Dans son communiqué, la campagne, qui comprend plus de 70 associations, demande au ministre de l'Environnement Mohammad Machnouk d'œuvrer en vue de la promulgation d'une loi, ou du moins un décret du Conseil des ministres, qui classe toute la région de Raouché et de Dalyeh comme une même réserve naturelle ou un site naturel. « Il faut considérer ces sites comme un même ensemble à protéger et à préserver tels quels », souligne le communiqué. Et d'ajouter : « Il faut rouvrir le site au public, déterminer la superficie exacte à protéger et éviter de bloquer la vue à un quelconque point. »

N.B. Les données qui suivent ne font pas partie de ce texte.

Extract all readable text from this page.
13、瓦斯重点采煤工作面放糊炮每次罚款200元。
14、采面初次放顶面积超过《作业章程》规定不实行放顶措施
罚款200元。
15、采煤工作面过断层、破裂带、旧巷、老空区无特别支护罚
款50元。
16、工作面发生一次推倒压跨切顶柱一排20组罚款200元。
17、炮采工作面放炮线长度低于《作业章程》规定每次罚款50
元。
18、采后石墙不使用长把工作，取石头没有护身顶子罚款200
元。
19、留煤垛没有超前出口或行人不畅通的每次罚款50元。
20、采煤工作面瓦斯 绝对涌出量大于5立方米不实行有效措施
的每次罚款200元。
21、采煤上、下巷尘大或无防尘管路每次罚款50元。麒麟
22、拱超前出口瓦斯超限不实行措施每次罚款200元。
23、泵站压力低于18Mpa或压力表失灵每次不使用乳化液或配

Les signataires du document ont demandé au ministre de l'Environnement d'envoyer une lettre à tous les ministères et toutes les administrations concernées, les municipalités incluses, en vue de leur demander de respecter le code de l'environnement (loi 444) et ses décrets exécutifs en ce qui concerne la zone 10 de Beyrouth (qui comprend, en gros, Raouché et Ramlet el-Baïda). Ils demandent que le statut de cette partie de la côte redevienne conforme aux lois de 1954, c'est-à-dire qu'elle soit protégée en tant que « site important aux niveaux de l'environnement, du patrimoine et de l'histoire ». En clair, ils revendiquent que « soient effacées toutes les traces des travaux commencés sur le port de pêcheurs (actuellement suspendus) et des travaux plus récents qui ont déjà fait des dégâts environnementaux considérables ». Ils espèrent également que « les énormes blocs de béton disposés sur la plage seront déplacés ». Enfin, ils ont appelé le ministre de l'Environnement « à ne pas approuver une quelconque augmentation du coefficient d'exploitation dans la zone 10 ».